The manufacturing process which produces ordinary portland cement, the ubiquitous ingredient in the concrete used around the world, is a major contributor to greenhouse gas emissions. Portland cement is the gray powder binder that mixes with water to form concrete, and manufacturers make about 5 billions tons of the stuff each year. For every ton of cement produced, the process creates approximately a ton of carbon dioxide, all of which accounts for roughly 7 percent of the world’s carbon dioxide emissions.
Economic studies indicate that the demand for concrete and thus portland cement will continue to grow each year, which means that anything that can be done to lessen the environmental impact of this production is a welcome step, and could even be a substantial money saver for companies that are required to pay carbon-emissions taxes.

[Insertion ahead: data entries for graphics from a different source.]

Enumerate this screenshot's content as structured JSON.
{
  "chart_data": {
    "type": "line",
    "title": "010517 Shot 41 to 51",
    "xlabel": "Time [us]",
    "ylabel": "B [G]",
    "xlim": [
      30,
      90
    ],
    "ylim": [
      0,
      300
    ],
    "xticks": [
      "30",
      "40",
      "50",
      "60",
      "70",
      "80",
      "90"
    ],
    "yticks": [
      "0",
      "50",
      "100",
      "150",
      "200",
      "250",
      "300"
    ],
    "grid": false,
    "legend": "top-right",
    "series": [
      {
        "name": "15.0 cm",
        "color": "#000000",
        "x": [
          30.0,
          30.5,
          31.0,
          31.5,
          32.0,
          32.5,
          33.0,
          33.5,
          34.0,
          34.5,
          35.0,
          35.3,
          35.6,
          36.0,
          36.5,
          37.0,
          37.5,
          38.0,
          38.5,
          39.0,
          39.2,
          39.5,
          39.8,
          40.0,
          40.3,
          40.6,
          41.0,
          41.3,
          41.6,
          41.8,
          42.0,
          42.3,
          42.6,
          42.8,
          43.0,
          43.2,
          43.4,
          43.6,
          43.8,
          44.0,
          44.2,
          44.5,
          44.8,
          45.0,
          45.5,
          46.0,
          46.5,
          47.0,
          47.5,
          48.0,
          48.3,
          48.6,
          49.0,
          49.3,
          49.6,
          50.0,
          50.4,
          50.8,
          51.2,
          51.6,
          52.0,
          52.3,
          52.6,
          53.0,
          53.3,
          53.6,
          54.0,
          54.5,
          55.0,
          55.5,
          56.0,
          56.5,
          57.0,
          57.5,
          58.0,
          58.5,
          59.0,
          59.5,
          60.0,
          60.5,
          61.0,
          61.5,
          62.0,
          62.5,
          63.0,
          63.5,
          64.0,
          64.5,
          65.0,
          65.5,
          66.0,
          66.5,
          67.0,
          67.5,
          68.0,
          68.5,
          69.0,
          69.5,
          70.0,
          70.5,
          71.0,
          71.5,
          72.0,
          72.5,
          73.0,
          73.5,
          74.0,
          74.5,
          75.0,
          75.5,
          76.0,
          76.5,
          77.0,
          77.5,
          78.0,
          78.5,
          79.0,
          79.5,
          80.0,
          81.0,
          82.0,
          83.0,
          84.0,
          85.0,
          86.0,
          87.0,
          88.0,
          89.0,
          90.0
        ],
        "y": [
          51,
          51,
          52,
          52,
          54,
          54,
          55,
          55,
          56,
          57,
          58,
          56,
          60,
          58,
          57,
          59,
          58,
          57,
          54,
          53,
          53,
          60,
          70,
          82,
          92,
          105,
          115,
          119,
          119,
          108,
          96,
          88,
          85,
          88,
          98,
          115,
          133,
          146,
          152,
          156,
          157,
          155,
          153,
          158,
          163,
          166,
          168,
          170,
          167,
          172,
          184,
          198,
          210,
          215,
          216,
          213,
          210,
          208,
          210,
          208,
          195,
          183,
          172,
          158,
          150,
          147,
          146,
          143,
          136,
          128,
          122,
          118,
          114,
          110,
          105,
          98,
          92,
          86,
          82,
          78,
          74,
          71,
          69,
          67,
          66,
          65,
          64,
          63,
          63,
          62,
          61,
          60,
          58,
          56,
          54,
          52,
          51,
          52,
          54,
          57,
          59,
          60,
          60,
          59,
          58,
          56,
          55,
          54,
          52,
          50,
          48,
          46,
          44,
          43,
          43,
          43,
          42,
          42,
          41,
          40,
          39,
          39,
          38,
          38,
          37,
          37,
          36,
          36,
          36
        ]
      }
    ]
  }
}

Gaurav Sant is an associate professor of civil and environmental engineering at University of California – Los Angeles and UCLA’s Edward K. and Linda L. Rice professor of materials science. He’s also a scientist with California NanoSystems Institute at UCLA who recently completed research that could eventually lead to methods of cement production that give off no carbon dioxide, the gas that composes 82 percent of greenhouse gases.
Sant has found that carbon dioxide released during cement manufacture could be captured and reused. The new research has been published in the journal Industrial and Engineering Chemistry Research.
Two steps in cement manufacturing are responsible for carbon emissions. To create cement, the raw material limestone is heated to about 750 degrees Celsius. This process, known as calcination, separates limestone into calcium oxide, or what’s known as lime, and carbon dioxide gas. Lime is a corrosive and unstable solid, but when combined with water, a process called slaking, it forms a more stable compound called calcium hydroxide. Sixty-five percent of the carbon dioxide emitted during the production of cement comes from this calcination process.
A material known as tricalcium silicate is the major compound in portland cement. This material hardens like stone when it is combined with water, which is what makes cemet the perfect binder. Tricalcium silicate is produced by combining lime with silica-containing sand and heating the mixture to 1,500 degrees Celsius. Thirty-five percent of the carbon dioxide emitted during the production of cement is given off by this process of heating the tricalcium silicate compound.
Sant and his team showed that the carbon dioxide given off during calcination can be captured and recombined with calcium hydroxide to recreate limestone — creating a cycle in which no carbon dioxide is released into the air. In addition, about 50 percent less heat is needed throughout the production cycle, since no additional heat is required to ensure the formation of tricalcium silicate.
The laboratory research that Sant and his colleagues have done was conducted on a small sample size, but Sant believes that the time is right to move into the mainstream with this idea.